Word of mouth is the most effective means by which any community bank can share its best stories. This quarter we took great strides to implement an initiative to encourage online reviews – true reviews – from customers. Sharing customer experiences in a more formal way like online reviews not only allows us to shine a light on wonderful customer relationships we continue to foster, but also celebrate our employees who are committed to delivering five-star customer service every day. Better utilizing our digital storytelling through each of our branches’ exterior LED Display Signage has also elevated our brands’ story and awareness for all drive-by traffic at each location.

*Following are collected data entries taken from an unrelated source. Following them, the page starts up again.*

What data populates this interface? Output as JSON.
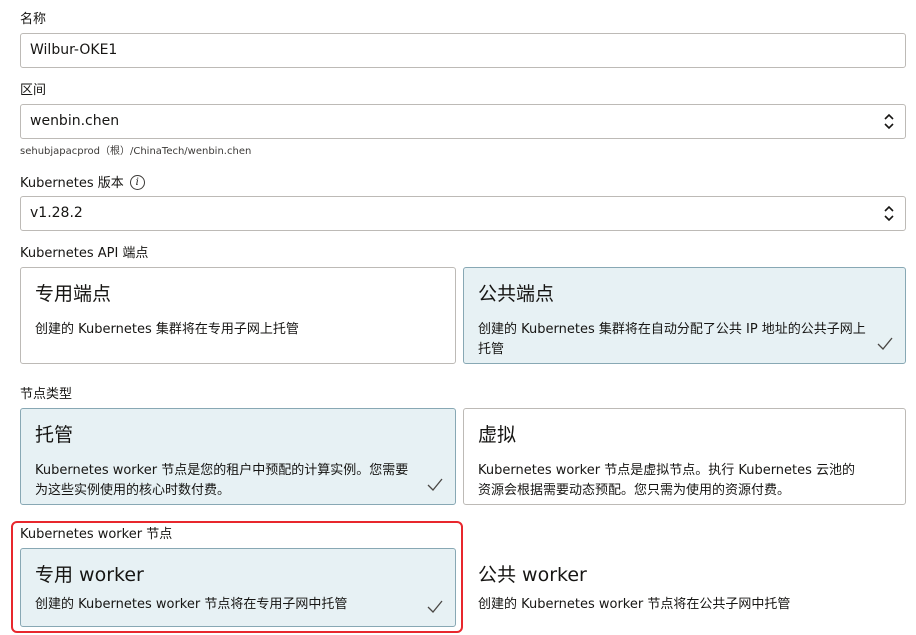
{
  "name_field": {
    "label": "名称",
    "value": "Wilbur-OKE1"
  },
  "compartment_field": {
    "label": "区间",
    "value": "wenbin.chen",
    "helper": "sehubjapacprod（根）/ChinaTech/wenbin.chen"
  },
  "version_field": {
    "label": "Kubernetes 版本",
    "value": "v1.28.2",
    "info_icon": "i"
  },
  "api_endpoint": {
    "label": "Kubernetes API 端点",
    "options": [
      {
        "title": "专用端点",
        "desc": "创建的 Kubernetes 集群将在专用子网上托管"
      },
      {
        "title": "公共端点",
        "desc": "创建的 Kubernetes 集群将在自动分配了公共 IP 地址的公共子网上托管"
      }
    ]
  },
  "node_type": {
    "label": "节点类型",
    "options": [
      {
        "title": "托管",
        "desc": "Kubernetes worker 节点是您的租户中预配的计算实例。您需要为这些实例使用的核心时数付费。"
      },
      {
        "title": "虚拟",
        "desc": "Kubernetes worker 节点是虚拟节点。执行 Kubernetes 云池的资源会根据需要动态预配。您只需为使用的资源付费。"
      }
    ]
  },
  "worker_nodes": {
    "label": "Kubernetes worker 节点",
    "options": [
      {
        "title": "专用 worker",
        "desc": "创建的 Kubernetes worker 节点将在专用子网中托管"
      },
      {
        "title": "公共 worker",
        "desc": "创建的 Kubernetes worker 节点将在公共子网中托管"
      }
    ]
  },
  "colors": {
    "selected_bg": "#e7f1f4",
    "border": "#bdbab6",
    "highlight": "#e8272d"
  },
  "icons": {
    "select": "chevron-up-down-icon",
    "check": "checkmark-icon",
    "info": "info-icon"
  }
}
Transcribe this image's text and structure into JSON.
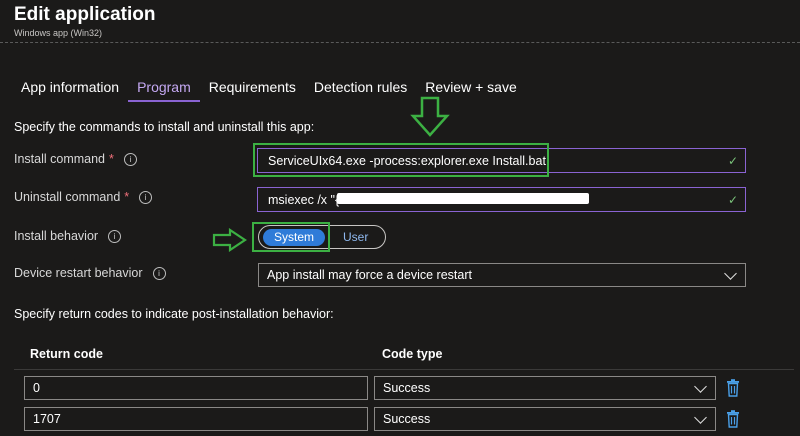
{
  "header": {
    "title": "Edit application",
    "subtitle": "Windows app (Win32)"
  },
  "tabs": [
    {
      "label": "App information",
      "active": false
    },
    {
      "label": "Program",
      "active": true
    },
    {
      "label": "Requirements",
      "active": false
    },
    {
      "label": "Detection rules",
      "active": false
    },
    {
      "label": "Review + save",
      "active": false
    }
  ],
  "form": {
    "intro": "Specify the commands to install and uninstall this app:",
    "install_command": {
      "label": "Install command",
      "required": "*",
      "value": "ServiceUIx64.exe -process:explorer.exe Install.bat"
    },
    "uninstall_command": {
      "label": "Uninstall command",
      "required": "*",
      "value": "msiexec /x \"{"
    },
    "install_behavior": {
      "label": "Install behavior",
      "options": [
        "System",
        "User"
      ],
      "selected": "System"
    },
    "restart_behavior": {
      "label": "Device restart behavior",
      "value": "App install may force a device restart"
    }
  },
  "return_codes": {
    "intro": "Specify return codes to indicate post-installation behavior:",
    "columns": [
      "Return code",
      "Code type"
    ],
    "rows": [
      {
        "code": "0",
        "type": "Success"
      },
      {
        "code": "1707",
        "type": "Success"
      }
    ]
  },
  "icons": {
    "info": "info-icon",
    "check": "checkmark-icon",
    "chevron": "chevron-down-icon",
    "delete": "trash-icon",
    "annotation_arrow": "arrow-annotation"
  },
  "colors": {
    "background": "#1b1a19",
    "active_tab": "#c4a8f2",
    "accent_border": "#8a63d2",
    "toggle_selected": "#2f7bd8",
    "required": "#f1707b",
    "annotation": "#3cb043",
    "delete_icon": "#4aa0e8"
  }
}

Throughout the summer we’ve truly enjoyed strategic partnerships with different radio and television outlets and athletic teams as well. In September, we officially hit a new record of visitors to the SenecaSavings.com website. An all-time high was achieved since we began tracking in 2018. It’s a testament to the growing awareness in our markets, a focused effort on online engagement, use of new technology resources available online to the Seneca Savings customer for online banking, as well as enhanced use of our expanding financial literacy tools.

In Summary

Doing well by doing good for Seneca Savings means a devotion to worthwhile causes and initiatives that improve the lives of people in the communities we serve. Our good works also offer employees and their families alike, an opportunity to have personal impact as a team and give back to those who support us as a business and partner.

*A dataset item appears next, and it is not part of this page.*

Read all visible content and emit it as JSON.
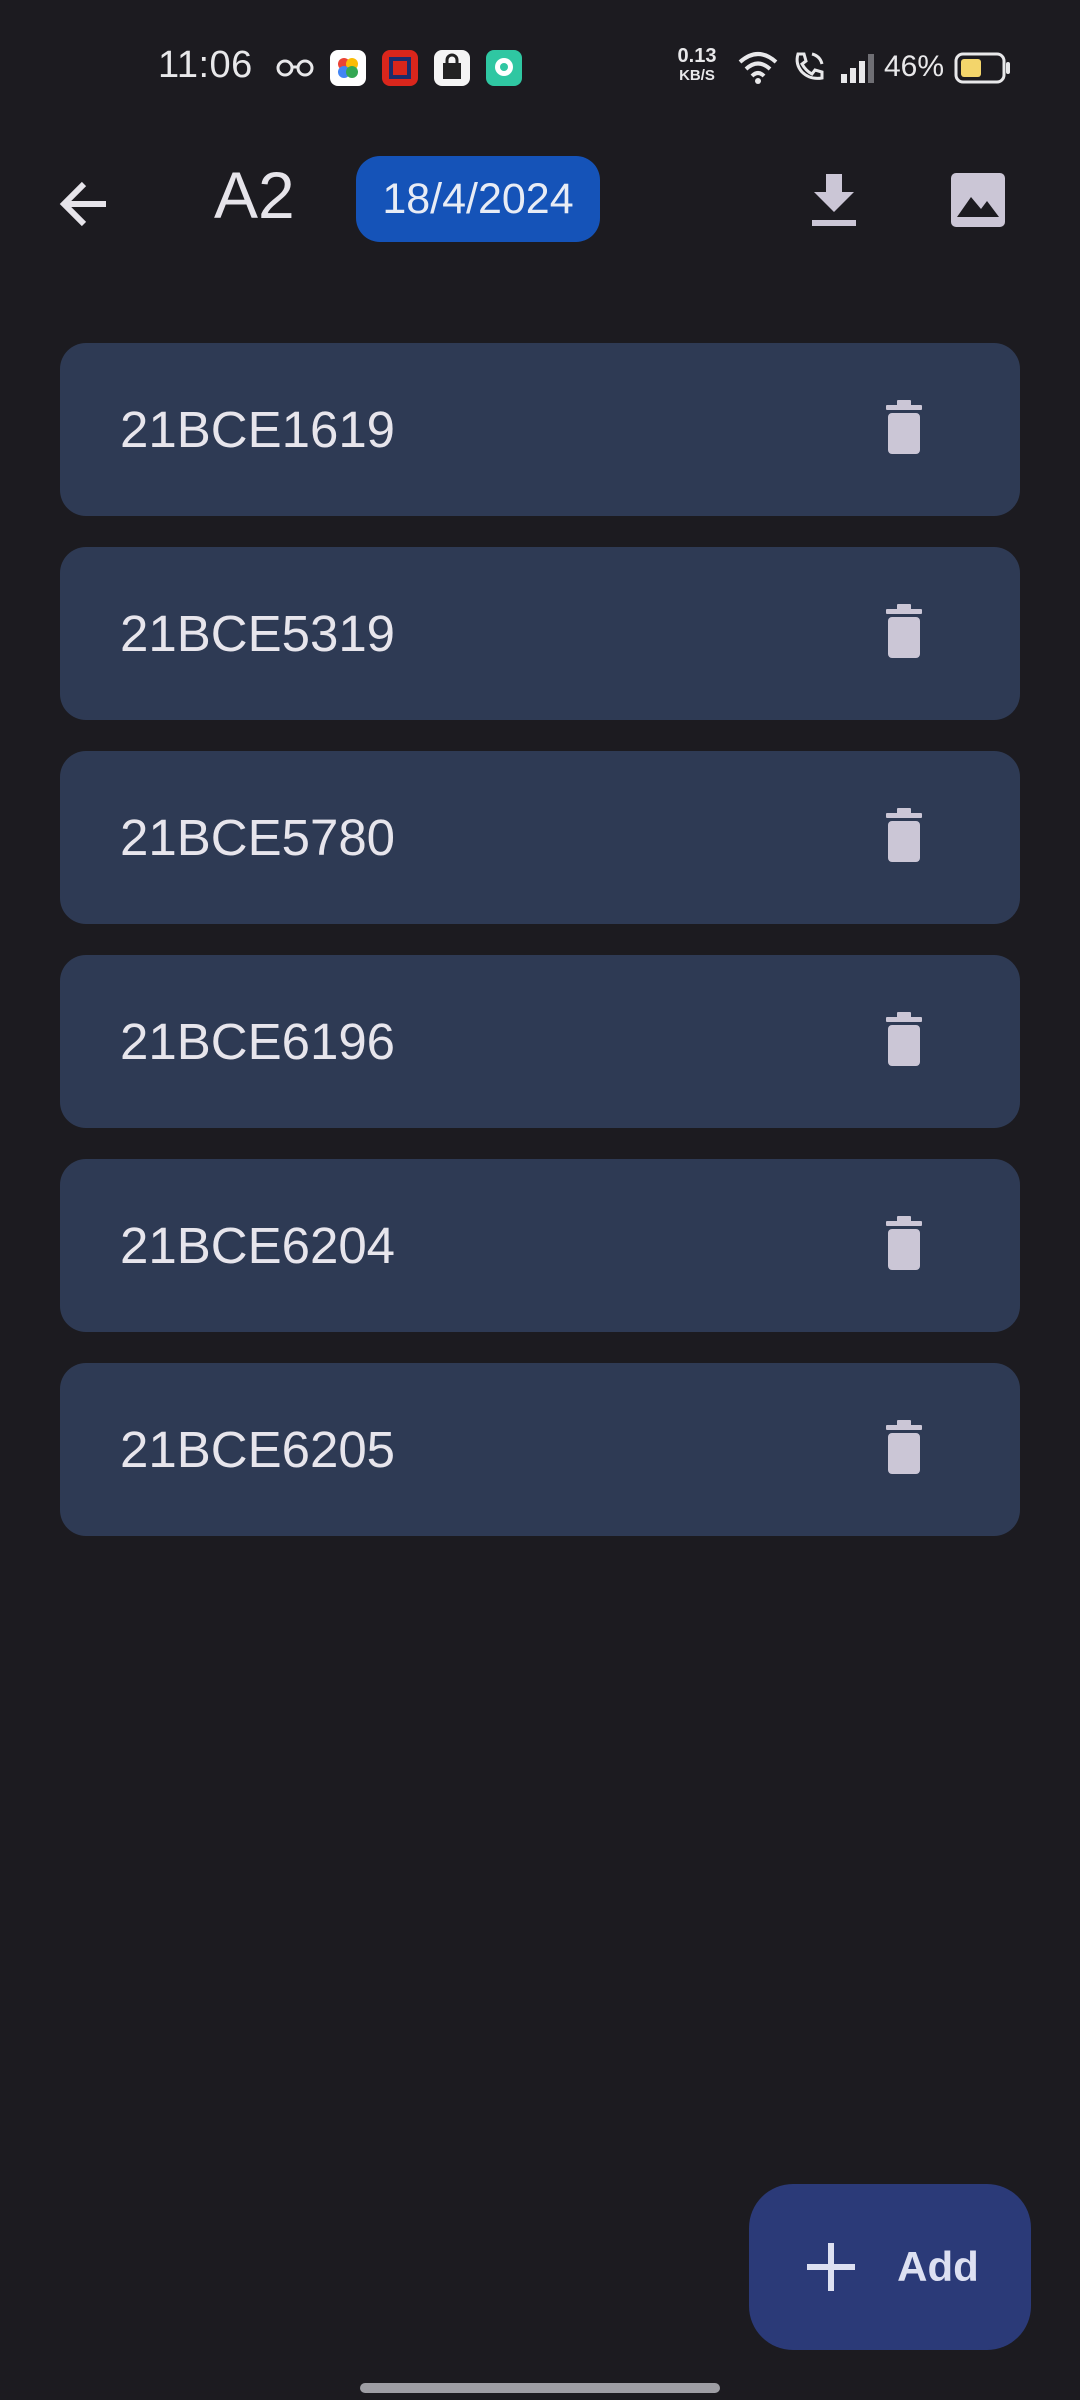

As such, we implemented our annual Backpack drive this year for back-to-school with an emphasis on backpacks and binders. Partnering with a local non-profit, Tillie’s Touch, gave us the opportunity to create impact and put smiles on the faces of so many local area students as they headed back to school for the Fall 2021 semester.

We truly thank our staff of amazingly talented people that make a difference every day. We appreciate our partners who choose Seneca Savings as their trusted guide for wherever they’re at in their financial journey. May we all prosper together as we finish 2021 and enjoy the holiday season to come with gratitude for the blessings bestowed upon all of us.